So basically you would recognize that the function name starts with _Z, replace that prefix with _ZZ, tack an E on the end, and then add a suffix that uniquely identifies this type as the coroutine frame. That suffix could be something in the reserved namespace, e.g. 12__coro_frame, or you could ask us to give you a special name that's unambiguous with anything that could possibly be declared by the user.

You would still have to come up with your own schema for function names that don't start with _Z. That will affect C linkage names as well as coroutines lowered from other languages. In some ways, the latter seems actively desirable — I'm certain Swift would appreciate being able to use its own mangling scheme for frame names. On the other hand, if clients like LLDB want to be able to recognize coroutine frames in a language-agnostic way, that might not be a good idea, and you should just find a simple schema that's agnostic about the symbol mangling schema in use.

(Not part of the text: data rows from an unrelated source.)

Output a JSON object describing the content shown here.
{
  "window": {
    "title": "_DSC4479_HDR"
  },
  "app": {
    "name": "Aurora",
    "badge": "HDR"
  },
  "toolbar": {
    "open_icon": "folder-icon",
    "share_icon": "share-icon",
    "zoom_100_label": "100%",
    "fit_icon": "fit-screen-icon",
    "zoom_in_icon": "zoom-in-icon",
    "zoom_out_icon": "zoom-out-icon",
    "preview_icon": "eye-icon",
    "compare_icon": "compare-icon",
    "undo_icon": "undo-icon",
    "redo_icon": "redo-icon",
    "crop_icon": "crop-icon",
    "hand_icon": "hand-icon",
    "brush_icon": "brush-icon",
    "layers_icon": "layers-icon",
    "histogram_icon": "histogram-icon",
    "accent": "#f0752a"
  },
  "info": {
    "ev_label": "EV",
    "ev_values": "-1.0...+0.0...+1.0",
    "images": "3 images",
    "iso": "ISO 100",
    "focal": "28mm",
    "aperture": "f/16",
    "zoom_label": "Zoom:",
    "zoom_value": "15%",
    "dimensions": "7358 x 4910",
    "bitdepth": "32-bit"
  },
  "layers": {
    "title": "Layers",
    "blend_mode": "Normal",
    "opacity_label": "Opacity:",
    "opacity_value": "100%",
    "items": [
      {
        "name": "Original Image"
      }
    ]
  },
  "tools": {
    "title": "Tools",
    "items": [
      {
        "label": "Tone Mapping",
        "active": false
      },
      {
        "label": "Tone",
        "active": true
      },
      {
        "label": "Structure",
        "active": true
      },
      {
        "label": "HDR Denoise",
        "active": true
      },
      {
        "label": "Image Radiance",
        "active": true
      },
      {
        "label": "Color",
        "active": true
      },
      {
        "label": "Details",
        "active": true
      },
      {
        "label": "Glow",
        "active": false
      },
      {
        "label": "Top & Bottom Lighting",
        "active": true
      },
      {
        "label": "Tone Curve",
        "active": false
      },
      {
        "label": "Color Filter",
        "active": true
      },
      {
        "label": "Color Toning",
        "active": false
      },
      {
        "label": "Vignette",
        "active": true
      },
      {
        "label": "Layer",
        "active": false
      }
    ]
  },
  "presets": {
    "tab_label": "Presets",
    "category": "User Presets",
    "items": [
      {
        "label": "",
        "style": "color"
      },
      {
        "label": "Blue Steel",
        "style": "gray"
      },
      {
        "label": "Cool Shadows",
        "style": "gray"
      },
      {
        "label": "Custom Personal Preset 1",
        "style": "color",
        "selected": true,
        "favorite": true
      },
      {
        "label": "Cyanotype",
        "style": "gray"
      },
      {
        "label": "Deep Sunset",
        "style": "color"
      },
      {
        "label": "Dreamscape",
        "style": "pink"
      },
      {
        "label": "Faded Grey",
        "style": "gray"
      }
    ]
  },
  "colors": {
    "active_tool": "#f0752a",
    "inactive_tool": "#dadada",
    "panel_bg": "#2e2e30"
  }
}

ChuanqiXu9 commented 2 years ago

Thanks for the writing up! I learned a lot.

Finally we decide to use linkage_name.coro_frame_ty due to the C linkage couldn't use C++ ABI and we want to keep things uniform.

You would still have to come up with your own schema for function names that don't start with _Z. That will affect C linkage names as well as coroutines lowered from other languages.

From the current implementation, it wouldn't affect other languages like Swift or MLIR. So it might be fine temporarily.